Feb 09 2008
Shabbas
Saturday is my day off. It is the only day of the week I try to keep clear of commitments and appointments. (Well, usually. Today I’m breaking my rules to go help my friend Jamie celebrate his birthday by watching the Bud Shootout on TV.) You hear preachers talk about how God mandates a tithe from us: One tenth of our money, pre-tax, to further his purposes! But nobody talks about the idea of a sabbath. The sabbath is God telling us, “Here, take one seventh of the time I’ve given you on earth and just relax. It’s on me.” One day in seven becomes “sacred”. Nothing is supposed to touch it. It’s a day to relax, be thankful, and recharge for the next six.

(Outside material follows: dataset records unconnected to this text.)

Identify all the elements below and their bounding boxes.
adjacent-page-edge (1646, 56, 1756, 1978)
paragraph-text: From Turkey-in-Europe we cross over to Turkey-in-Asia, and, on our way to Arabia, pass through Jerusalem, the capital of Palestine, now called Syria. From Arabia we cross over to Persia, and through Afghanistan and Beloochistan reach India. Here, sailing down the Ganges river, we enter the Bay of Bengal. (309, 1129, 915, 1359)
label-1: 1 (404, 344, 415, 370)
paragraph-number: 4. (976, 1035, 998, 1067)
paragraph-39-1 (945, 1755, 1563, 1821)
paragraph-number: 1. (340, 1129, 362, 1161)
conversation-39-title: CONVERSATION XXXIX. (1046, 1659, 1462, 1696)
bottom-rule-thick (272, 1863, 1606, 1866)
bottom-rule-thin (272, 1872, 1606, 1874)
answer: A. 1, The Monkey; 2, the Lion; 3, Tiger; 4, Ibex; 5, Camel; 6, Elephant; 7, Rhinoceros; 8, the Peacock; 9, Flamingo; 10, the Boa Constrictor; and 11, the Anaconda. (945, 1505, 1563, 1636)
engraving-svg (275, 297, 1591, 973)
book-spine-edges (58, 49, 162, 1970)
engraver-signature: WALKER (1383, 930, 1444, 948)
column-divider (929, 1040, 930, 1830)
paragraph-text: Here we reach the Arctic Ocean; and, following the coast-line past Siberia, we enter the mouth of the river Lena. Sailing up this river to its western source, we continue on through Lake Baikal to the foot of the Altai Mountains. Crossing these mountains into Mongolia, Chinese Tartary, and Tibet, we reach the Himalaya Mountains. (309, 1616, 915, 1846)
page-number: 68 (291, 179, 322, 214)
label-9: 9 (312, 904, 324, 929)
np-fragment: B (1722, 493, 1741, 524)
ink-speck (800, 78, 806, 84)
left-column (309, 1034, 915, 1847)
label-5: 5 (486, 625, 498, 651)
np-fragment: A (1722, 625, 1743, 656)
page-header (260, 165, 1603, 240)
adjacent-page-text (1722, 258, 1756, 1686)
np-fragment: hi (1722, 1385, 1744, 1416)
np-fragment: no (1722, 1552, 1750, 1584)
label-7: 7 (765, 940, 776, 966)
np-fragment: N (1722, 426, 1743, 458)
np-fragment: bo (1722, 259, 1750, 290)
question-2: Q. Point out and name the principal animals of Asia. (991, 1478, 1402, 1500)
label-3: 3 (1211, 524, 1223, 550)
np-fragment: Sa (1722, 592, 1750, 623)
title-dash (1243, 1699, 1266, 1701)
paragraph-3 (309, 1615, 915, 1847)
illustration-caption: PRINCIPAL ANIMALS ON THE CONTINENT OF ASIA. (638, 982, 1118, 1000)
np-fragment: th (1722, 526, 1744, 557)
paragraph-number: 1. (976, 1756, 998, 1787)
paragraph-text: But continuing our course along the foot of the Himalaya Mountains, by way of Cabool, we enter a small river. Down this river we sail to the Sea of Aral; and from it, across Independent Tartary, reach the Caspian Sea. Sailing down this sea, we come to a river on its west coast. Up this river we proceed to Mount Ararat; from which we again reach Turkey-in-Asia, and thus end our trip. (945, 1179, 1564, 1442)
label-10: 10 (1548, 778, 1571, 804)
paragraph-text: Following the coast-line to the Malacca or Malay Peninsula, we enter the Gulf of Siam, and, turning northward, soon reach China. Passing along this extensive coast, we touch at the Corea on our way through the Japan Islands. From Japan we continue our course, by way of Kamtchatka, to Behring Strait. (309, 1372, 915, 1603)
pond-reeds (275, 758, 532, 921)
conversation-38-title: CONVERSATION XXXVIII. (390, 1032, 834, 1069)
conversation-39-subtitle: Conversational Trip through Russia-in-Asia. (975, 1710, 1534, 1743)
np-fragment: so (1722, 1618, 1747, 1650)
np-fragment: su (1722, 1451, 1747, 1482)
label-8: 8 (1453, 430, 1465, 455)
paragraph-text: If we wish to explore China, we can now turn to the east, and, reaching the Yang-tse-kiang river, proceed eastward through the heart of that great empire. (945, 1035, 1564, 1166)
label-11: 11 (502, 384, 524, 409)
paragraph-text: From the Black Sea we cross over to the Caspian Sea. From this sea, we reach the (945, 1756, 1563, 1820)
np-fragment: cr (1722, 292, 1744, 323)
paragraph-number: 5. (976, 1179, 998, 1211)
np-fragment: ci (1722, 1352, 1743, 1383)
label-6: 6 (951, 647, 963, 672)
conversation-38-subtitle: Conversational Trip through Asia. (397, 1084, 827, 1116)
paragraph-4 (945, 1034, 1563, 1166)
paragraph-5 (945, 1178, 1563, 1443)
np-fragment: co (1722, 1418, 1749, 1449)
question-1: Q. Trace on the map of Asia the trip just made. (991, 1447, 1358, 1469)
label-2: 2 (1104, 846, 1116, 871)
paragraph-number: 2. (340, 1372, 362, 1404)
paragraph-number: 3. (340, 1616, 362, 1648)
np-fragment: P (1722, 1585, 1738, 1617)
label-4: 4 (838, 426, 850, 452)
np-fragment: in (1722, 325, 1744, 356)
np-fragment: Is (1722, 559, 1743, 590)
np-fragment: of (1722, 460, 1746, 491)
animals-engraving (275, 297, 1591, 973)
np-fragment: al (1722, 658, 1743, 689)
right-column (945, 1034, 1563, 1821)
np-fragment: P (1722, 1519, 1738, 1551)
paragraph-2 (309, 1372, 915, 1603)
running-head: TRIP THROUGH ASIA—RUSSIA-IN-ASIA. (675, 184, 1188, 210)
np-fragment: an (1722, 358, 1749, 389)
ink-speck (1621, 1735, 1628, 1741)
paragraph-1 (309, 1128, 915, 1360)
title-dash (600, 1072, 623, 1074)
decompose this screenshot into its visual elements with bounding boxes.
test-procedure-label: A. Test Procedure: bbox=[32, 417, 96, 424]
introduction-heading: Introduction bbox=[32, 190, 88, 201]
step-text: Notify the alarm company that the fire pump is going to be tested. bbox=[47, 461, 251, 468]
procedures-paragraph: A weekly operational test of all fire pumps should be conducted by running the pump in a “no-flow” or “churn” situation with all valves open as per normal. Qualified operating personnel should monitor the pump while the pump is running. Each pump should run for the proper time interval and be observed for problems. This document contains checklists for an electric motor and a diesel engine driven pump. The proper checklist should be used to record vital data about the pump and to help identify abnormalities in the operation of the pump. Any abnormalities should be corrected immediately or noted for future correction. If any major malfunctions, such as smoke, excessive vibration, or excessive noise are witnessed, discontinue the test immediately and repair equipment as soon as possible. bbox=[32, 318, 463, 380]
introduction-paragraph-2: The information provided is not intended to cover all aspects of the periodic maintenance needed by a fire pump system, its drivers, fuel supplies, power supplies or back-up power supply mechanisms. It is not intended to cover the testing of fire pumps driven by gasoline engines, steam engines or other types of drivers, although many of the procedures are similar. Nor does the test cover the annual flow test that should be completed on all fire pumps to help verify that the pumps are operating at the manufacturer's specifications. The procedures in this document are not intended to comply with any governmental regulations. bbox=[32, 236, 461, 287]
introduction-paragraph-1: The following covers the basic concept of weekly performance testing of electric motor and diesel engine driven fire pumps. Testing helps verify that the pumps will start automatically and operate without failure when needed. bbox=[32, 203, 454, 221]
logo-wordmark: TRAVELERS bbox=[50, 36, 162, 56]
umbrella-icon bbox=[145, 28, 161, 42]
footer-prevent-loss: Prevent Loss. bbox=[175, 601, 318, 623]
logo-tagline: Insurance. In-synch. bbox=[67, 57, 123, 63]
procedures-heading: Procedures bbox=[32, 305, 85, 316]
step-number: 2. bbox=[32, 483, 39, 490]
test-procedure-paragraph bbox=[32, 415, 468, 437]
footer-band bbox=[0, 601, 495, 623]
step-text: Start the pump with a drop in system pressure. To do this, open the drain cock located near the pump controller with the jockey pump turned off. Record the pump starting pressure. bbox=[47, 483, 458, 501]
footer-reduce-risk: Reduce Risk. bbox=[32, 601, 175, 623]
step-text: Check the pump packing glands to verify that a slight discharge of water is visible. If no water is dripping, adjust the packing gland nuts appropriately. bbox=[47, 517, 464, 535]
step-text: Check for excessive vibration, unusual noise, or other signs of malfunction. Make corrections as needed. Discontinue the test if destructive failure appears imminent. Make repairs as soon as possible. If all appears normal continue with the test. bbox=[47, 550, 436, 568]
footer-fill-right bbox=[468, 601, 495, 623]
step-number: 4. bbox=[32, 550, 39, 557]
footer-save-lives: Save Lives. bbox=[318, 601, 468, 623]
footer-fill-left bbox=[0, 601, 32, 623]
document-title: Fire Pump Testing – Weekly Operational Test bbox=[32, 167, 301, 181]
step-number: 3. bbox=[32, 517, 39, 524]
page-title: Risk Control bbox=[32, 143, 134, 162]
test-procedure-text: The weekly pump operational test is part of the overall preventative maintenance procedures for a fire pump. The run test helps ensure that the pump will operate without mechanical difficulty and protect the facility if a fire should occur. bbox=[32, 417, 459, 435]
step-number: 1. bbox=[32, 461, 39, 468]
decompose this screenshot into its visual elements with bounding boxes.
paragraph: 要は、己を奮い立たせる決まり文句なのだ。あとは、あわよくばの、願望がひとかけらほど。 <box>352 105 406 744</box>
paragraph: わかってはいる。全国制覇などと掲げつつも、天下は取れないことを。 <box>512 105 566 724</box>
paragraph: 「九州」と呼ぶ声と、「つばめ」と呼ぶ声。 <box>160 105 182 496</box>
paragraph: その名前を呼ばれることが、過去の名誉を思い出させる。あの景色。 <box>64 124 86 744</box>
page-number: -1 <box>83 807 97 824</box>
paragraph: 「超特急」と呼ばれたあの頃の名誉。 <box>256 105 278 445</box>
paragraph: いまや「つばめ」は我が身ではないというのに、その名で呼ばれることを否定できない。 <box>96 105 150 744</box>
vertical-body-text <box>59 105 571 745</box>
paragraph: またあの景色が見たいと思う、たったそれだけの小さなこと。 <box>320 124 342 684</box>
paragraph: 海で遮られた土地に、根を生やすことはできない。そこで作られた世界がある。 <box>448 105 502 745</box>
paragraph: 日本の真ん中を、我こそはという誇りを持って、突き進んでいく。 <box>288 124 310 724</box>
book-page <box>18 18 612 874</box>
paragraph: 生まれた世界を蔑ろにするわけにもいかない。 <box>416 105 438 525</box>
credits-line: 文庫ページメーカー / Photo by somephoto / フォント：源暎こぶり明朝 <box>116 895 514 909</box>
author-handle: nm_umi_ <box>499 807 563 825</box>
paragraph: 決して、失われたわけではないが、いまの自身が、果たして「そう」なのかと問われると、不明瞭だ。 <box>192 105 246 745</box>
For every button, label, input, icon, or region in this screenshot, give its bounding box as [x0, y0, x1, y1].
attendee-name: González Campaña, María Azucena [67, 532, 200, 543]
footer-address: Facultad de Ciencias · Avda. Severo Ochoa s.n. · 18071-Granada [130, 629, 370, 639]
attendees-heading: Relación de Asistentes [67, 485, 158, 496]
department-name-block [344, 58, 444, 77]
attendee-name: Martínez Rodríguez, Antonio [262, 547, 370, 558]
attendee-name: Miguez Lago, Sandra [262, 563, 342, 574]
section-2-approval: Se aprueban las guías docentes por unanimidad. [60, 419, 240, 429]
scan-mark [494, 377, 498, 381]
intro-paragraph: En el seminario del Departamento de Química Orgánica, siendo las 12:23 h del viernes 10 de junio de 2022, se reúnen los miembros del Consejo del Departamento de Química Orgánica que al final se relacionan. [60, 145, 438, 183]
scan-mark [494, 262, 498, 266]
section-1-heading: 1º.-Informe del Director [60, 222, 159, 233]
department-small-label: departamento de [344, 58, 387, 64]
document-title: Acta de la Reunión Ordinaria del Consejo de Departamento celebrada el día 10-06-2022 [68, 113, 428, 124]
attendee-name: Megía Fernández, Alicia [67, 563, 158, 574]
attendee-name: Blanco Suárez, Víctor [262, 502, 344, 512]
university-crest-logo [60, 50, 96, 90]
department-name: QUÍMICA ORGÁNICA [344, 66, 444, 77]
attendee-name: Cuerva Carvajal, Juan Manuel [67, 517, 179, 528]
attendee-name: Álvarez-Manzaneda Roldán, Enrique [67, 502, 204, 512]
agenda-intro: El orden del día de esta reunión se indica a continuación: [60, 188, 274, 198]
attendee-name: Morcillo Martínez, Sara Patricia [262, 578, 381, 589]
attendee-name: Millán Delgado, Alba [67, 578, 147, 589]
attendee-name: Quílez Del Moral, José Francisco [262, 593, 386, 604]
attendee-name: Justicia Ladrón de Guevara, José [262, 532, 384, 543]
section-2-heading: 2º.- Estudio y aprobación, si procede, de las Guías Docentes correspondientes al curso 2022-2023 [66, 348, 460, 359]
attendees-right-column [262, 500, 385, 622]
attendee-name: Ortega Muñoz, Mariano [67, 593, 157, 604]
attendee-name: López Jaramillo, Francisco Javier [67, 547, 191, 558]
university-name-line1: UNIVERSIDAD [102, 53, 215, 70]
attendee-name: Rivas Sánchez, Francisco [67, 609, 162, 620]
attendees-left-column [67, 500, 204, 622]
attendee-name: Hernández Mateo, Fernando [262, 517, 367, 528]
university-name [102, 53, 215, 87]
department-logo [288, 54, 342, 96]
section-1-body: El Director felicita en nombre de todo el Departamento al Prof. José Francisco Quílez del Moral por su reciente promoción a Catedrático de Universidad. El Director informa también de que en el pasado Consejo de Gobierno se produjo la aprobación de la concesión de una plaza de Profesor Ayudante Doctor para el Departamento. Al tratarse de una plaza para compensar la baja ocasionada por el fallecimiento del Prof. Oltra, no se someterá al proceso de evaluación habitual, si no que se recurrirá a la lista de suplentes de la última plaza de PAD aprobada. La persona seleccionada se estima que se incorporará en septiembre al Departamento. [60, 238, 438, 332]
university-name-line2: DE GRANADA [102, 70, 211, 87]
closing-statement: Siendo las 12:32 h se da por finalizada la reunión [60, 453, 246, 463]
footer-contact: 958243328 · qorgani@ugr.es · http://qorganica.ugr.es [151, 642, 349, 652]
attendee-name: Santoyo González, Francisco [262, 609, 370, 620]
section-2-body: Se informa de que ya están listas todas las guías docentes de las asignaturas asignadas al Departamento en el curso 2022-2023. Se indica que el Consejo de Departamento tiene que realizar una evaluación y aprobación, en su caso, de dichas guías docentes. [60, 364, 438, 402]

The idea is coded into nature. Farmers rotate crops or leave their fields fallow. Animals and people sleep. There are rainy and dry seasons, winter and summer, spring and fall. Day and night. Nothing is meant to run forever without a period for cooling the engines and grabbing a bite to eat. If we do nothing but work all of the time, we are violating a very basic law of the universe. So, for the same reason plants climb into their roots to wait for spring to unfurl them, and the same reason a bear loads up on food and finds someplace quiet to lay low for the short days, I sit around in my socks on Saturdays, watching movies and waiting for Sunday to reset my week. You can’t flout the rules of the universe forever and expect to still live under its roof. Relax.